Парамон свободной рукой перекрестил питие, опрокинул его в рот, перекрестил и рот, поцеловал донышко граненого стакана и продолжил:

– Только, значит, луна восстала, а тут и она…

– Голая?! – перебил мой вчерашний знакомый Емеля.

– Как есть. Сама зеленая, вся светится, сиськи вот такие, – Парамон хотел наглядно показать размер ведьминой груди, но рука оказалась занята пустым стаканом и он, вместо того чтобы, наконец, удовлетворить общее любопытство, опять выставил его на всеобщее обозрение.

– Не перебивай! – шикнули на Емелю. – Ну, что дальше было?

– Вот я и говорю, если наше дело следить, чтобы не баловали, – продолжил Парамон, – то мы свое дело знаем. У нас – шалишь!

– Опять завел про баловство! – рассердился мелкопоместный сосед. – Налейте ему, а то так никогда до конца не дойдем!

Парамон не стал спорить, и протянул буфетчику посуду. Все терпеливо ждали, когда он выпьет и открестится.
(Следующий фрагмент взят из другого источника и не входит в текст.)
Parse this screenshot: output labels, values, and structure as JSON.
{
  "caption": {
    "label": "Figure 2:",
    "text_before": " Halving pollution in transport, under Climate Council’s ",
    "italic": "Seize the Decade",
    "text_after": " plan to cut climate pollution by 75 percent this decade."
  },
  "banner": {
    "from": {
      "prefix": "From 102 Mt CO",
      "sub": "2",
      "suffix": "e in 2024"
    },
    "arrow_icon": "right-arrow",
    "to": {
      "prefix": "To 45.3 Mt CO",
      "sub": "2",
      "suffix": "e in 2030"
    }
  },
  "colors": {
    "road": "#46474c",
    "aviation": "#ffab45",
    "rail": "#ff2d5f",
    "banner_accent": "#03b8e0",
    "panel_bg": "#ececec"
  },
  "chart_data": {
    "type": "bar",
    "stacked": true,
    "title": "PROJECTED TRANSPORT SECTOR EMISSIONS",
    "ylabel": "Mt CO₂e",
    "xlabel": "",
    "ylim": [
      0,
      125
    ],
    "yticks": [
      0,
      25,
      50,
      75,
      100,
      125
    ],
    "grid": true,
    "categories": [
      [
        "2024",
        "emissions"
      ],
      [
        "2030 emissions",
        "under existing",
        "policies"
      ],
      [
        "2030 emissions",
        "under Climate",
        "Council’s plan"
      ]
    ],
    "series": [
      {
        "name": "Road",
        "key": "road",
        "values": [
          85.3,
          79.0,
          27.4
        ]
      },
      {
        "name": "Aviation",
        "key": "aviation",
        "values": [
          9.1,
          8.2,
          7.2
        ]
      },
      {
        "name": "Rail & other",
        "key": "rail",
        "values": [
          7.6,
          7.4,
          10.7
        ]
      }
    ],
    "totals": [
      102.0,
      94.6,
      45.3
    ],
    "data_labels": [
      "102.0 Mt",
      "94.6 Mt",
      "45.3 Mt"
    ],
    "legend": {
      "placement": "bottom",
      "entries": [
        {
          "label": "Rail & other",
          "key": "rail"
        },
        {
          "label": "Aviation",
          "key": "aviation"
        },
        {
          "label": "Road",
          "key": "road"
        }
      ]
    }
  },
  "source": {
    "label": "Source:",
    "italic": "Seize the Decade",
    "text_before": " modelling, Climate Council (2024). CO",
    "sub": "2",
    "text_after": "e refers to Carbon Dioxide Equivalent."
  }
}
– Так вот, значит, – продолжил рассказ сторож, занюхав водку рукавом, – как луна восстала, а тут и она самая. Сиськи, – он посмотрел на стакан, потом покосился на буфетчика и со вздохом, договорил, – агромадные…

– А она из наших или как? – опять не удержался от вопроса кто-то из слушателей.

– Говори дальше, Парамон, не слушай ты их! – взмолилась чернявая горничная. – Была у ведьмы метла или так летела?

– Так летела, – твердо сказал он, – но на метле. Летит она, значит, по небу. Я смотрю снизу, а у нее вот такая… – воодушевленно, начал он, широко раскинув в стороны руки, икнул, вспомнил, где находится, осмотрел слушателей пьяными, стеклянными глазами и поправился, – …с заду она у нее была вот такой, как печь. Сроду таких… не видел, особливо в лунном свете…

Сторож икнул, случайно увидел в своей руке все тот же стакан, и опять отвлекся от основного рассказа. Я уже поняла, кого он спьяна принял за ведьму, и потеряла к рассказу интерес.

– А мы вчера в облаве десяток лис затравили, – чтобы привлечь к себе внимание, сказал еще один мелкопоместный слушатель. – Говорят, бабы-ведьмы в лис оборачиваются…

Пантелей опять сбился и замолчал, а на выскочку все, включая слуг, посмотрели с осуждением. Выскочка был беден, всегда искал случая пожить на дармовщинку в гостях у соседей и у всех путался под ногами.

Слушать о давешних подвигах охотников на оборотней я не хотела, и вернулась к себе, отдохнуть после ночных тревог. Однако лечь отдохнуть я не успела, почувствовала, что Алеша уже где-то совсем близко. Костюков не ошибся, Алеша вернулся живым и здоровым. Оказалось, что он не спал всю ночь, был измучен и голоден. Я сразу послала за едой. Но он, не дождавшись, когда принесут завтрак, лег и сразу же уснул. Воспользовавшись моментом, я пошла на конюшню к Костюкову узнать как там дела.

Предсказатель спал на спине, голова была откинута назад, и оттого черты лица сильно заострились. Он опять выглядел умирающим. Однако в его болезни я больше не верила. Илья Ефимович, когда хотел, сразу становился здоровым, а прикидывался хворым, для того, чтобы не привлекать к себе лишнее внимание. У него в закутке все было как ранним утром, и тряпица, под которой были спрятаны документы, лежала на прежнем месте. Я убедилась, что наша тайна не раскрыта и собралась тихо уйти, но он открыл глаза и хитро мне подмигнул.

– Слышала, Алевтина, у нас теперь по ночам голая ведьма летает?

– Да, пьяный сторож всем об этом рассказывает, только, мне кажется, он врет. Откуда здесь ведьме взяться, – ответила я, не горя желанием обсуждать такую странную тему.

– Ну; что за напасть, не имение, а сплошные чудеса, – усмехнулся Костюков. – А с нашим делом что надумала, уедете вы сегодня?

– Нет, пусть все остается, как есть. Что будет, то и будет. Не мое дело вмешиваться в предначертанное Господом.

– А с дарственной как поступишь?

– Не знаю, как мужу рассказать. Представляете, что будет, если он узнает всю правду. Уж лучше остаться нищей.